CS 221 Fall 2011 -- Extra Credit Problem 2
CS 221 Fall 2011 Extra Credit Problem 2
Due: 23:59:59 Sunday, December 11
This problem is worth a maximum of 2 points (2%) of your final overall grade.
Automated Curve-Fitting
For this problem you will write a function dofits(x,y,k)
to automatically test several forms of function to see which fits best
a given set of data. Here x and y are column
vectors, where the x's are the independent values
and the y's are the dependent values; x and y
must be the same length. k is the maximum degree of polynomial
that should be fitted to the data. The functions fitted to the curve
are:
-
Polynomials up to degree k (the parameter).
-
Exponential: y = α eβ x.
-
Power-law: y = α xβ.
For each of the above types of curves, the
function does the following:
-
If necessary, transform the data by taking logarithms, so the form is
a polynomial. For example, to fit to an exponential curve, the y
values must be replaced by their natural logarithms.
-
Call polyfit() on the (possibly transformed) data
to deterine the coefficients of the polynomial.
-
Call polyfit() again on the measured and predicted data, to
determine the goodness-of-fit by comparing the
(measured, predicted) pairs with the x=y line.
So for example if the data is fitted to a
polynomial, and the coefficients returned
by the first call to polyfit() are in c,
you would call polyfit(y,polyval(c,x),1) to get the slope and
intercept of the best-fitting line. (Recall that "goodness of fit"
can be quantified by the slope and intercept of the measured
vs. predicted line, which should be close to 1 and 0, respectively).
-
Print the computed parameters of each fitted curve
(i.e., the coefficients for the polynomials,
α and β for the exponential and power-law), along with the
goodness-of-fit parameters (i.e., the coefficients returned
by polyfit()) for each.
Requirements:
- Use fprintf() to produce output formatted as in the
examples below (note: the default precision for %f is six decimal places).
- Do not print anything else.
Note: You may find the
slides from this lecture helpful.
Example:
For example, if you load this data set,
set x = ecdata(:,1) and y = ecdata(:,2),
and then call dofits(x,y,3), it should print:
degree 1: [ 0.199847 5.037114 ]
goodness: 0.998814 0.053474
degree 2: [ -0.000004 0.201369 4.935181 ]
goodness: 0.998818 0.053301
degree 3: [ -0.000000 0.000003 0.200215 4.973975 ]
goodness: 0.998819 0.053283
exponential: beta=0.005606, alpha=12.162348;
goodness: 1.185886, -7.713574
power law: beta=0.689275, alpha=1.191440;
goodness: 0.841387, 5.983828
(The actual curve here is a line y = 0.2x + 5; the fit
is not exact because noise has been added to the measurements.

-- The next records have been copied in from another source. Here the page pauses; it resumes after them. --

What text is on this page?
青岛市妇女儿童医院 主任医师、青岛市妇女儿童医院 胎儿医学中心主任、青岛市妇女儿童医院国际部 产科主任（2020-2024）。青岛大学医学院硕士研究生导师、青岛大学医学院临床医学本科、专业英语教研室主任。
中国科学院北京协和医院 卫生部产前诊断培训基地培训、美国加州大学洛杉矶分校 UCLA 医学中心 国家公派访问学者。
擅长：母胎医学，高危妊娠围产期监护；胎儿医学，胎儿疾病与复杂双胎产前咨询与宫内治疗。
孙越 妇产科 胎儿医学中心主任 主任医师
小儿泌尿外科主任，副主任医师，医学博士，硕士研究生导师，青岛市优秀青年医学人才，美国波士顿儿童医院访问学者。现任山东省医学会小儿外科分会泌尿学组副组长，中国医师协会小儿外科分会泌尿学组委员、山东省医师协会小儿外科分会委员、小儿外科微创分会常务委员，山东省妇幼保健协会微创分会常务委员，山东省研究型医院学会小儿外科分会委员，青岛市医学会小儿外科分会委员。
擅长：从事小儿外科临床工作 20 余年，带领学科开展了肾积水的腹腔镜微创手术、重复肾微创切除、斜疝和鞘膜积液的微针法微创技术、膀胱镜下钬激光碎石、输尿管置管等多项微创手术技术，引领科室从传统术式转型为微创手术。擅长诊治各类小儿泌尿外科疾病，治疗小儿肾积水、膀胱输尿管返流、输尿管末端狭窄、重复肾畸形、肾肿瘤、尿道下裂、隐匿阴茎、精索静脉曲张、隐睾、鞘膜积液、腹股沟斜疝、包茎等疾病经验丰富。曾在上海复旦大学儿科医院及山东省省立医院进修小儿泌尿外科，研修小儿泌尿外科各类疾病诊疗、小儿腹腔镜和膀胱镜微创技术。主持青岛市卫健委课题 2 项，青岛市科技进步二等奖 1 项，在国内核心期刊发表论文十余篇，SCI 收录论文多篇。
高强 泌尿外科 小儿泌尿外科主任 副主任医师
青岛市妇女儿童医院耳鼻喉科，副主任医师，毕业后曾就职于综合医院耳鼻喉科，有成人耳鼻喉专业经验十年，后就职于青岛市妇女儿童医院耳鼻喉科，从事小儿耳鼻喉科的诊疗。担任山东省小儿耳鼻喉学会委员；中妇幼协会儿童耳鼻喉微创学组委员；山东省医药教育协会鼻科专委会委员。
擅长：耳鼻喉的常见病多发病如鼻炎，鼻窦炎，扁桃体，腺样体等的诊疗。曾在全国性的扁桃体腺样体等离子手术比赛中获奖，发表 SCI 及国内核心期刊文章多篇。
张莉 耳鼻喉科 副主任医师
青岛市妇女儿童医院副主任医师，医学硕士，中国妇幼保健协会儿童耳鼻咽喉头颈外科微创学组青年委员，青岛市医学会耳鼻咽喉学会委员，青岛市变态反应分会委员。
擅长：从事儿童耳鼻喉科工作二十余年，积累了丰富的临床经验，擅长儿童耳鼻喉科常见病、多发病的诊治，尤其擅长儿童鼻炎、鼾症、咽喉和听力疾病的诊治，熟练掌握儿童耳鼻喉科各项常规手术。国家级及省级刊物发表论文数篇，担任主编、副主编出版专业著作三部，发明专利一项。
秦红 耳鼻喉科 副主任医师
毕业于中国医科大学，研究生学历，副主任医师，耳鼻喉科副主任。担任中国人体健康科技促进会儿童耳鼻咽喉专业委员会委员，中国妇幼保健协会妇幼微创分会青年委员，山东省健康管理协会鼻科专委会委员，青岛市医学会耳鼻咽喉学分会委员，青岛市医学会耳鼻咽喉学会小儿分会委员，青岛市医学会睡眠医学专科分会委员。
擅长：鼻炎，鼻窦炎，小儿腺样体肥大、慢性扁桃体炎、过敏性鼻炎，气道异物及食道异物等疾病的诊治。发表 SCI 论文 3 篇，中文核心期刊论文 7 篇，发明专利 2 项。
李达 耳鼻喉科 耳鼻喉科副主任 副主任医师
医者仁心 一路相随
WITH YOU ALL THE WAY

Note that when coefficients of higher powers in
the polynomial are close to zero, a
lower-degree polynomial is indicated, even if the "goodness of
fit" is slightly better for the higher-degree one.)
For this data set,
it should print:
degree 1: [ 17174.793999 -390883.931651 ]
goodness: 0.831667 80200.898188
degree 2: [ 294.516124 -12571.334535 114800.253429 ]
goodness: 0.994642 2552.792031
degree 3: [ 1.813078 19.834749 -1418.908110 18606.836039 ]
goodness: 0.998609 662.759383
exponential: beta=0.060602, alpha=5035.903742;
goodness: 1.337127, -111070.266422
power law: beta=1.715680, alpha=-66.611871;
goodness: 0.449575, 92871.666940
(Actual equation for the above data is a cubic polynomial with
parameters 2, -10, 8, and 100.)
For this one, you should get:
degree 1: [ 78.547616 -259.912497 ]
goodness: 0.991321 11.719844
degree 2: [ 0.677427 50.773115 -62.822336 ]
goodness: 0.998946 1.423064
degree 3: [ -0.010890 1.347143 39.578267 -20.960165 ]
goodness: 0.999143 1.157854
exponential: beta=0.086567, alpha=156.203270;
goodness: 1.376870, -421.973310
power law: beta=1.282841, alpha=26.245491;
goodness: 0.982327, 13.865161
Note that the "goodness of fit" measure is not foolproof, as the
actual data in this case was generated by a power law, with α
= 25 and β = 1.3 (y = 25x1.3), but the
parabola and cubic polynomial both have much better goodness-of-fit.